I’ll give just one more example to give you a sense of the breadth of the US tax code. I represent one tax-exempt organization which seeks to reduce air pollution and it does so by encouraging mass transportation. Currently, it is advocating the extension of a subway line to reduce the use of automobiles into the city. On the other side of that very same issue, a group is opposed to building the subway because it is going through an old town center. This organization also qualified for tax exemption because it is involved in community preservation. Both have tax-exempt status and both are arguing on opposite sides of the exact same issue.
This helps to give you a sense of how broad and progressive the US tax code is in this area. Similarly, there is great leeway and discretion as to how US NGOs are operated and governed.
But, and this all comes down to the key point, the IRS and the states that authorize the establishment of these organizations require that, in return for all of the benefits and leeway in operating an organization, the organization has a legal duty to actively oversee the nonprofit activities and act with care, loyalty, and good faith to see to the fulfillment the organization’s mission.
Who actually has this duty in the end? It is the board of directors. This leads to the idea of stewardship and the critical role of stewardship in nonprofit governance. Stewardship is such a central concept that it is also the key concept from which most US nonprofit law flows.

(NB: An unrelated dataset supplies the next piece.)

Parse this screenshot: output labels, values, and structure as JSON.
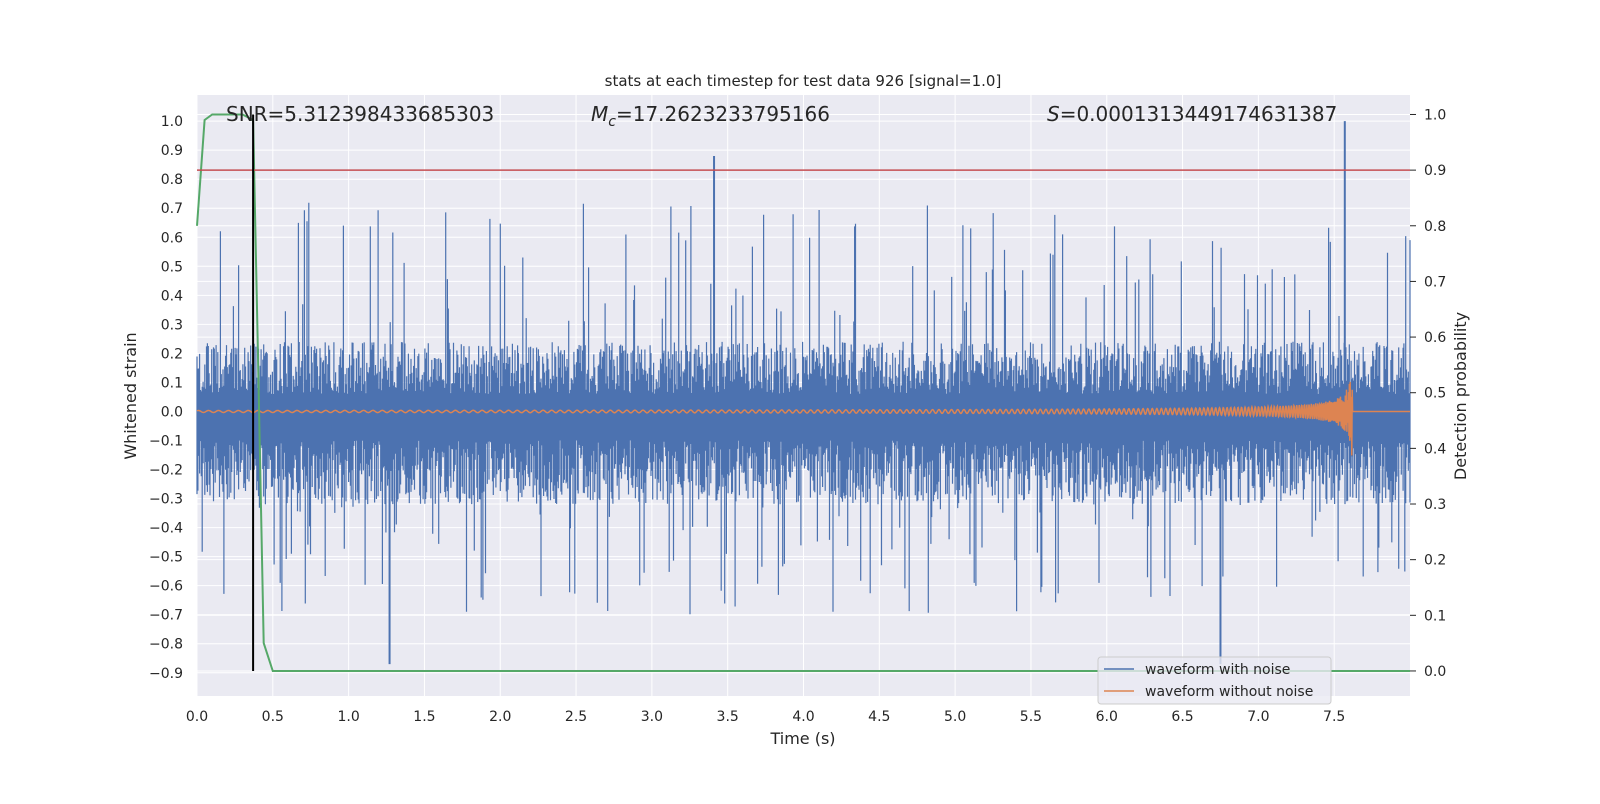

Let me define stewardship. Stewardship simply means holding assets on behalf of another. In this case, assets are being held on behalf of the public: specifically, the indefinite segment of the public that benefits from the services of the organization. The board of directors has this responsibility of stewardship just as a trustee holds assets and oversees programs on the behalf of another. Most US nonprofit law, as complex as it may be, is based on this concept.
In a traditional nonprofit organizational structure, the staff of the organization report and are accountable to assistant directors or vice presidents, possibly to other officers, such as the chief financial officer, chief operating officer, etc. The latter report and are accountable to the executive director, often also referred to as the president. Sometimes, the president is the voluntary head of the board, or the paid executive director. It is the president who reports to, is accountable to, and also works in conjunction and partnership with the board of directors to ensure that the organization fulfills its mission. The board of directors is, in turn, responsible and accountable to the public which both is served by the organization and supports the organization. This creates a cycle of responsibility, conveying the idea of stewardship, which differentiates US nonprofit organizations from for-profit companies.
Editorial note: The remainder of the workshop discussed applying the concept of stewardship to creating sustainable relationships between US friends groups and the NGOs they support. In particular, the presentation described: the legal duty of the friends group to oversee, monitor and review the use of funds it raises; and the resulting need to develop an understanding and mutually acceptable process for grant distribution and reporting between the US friends organization and the NGO it supports, tailored to the needs of each organization.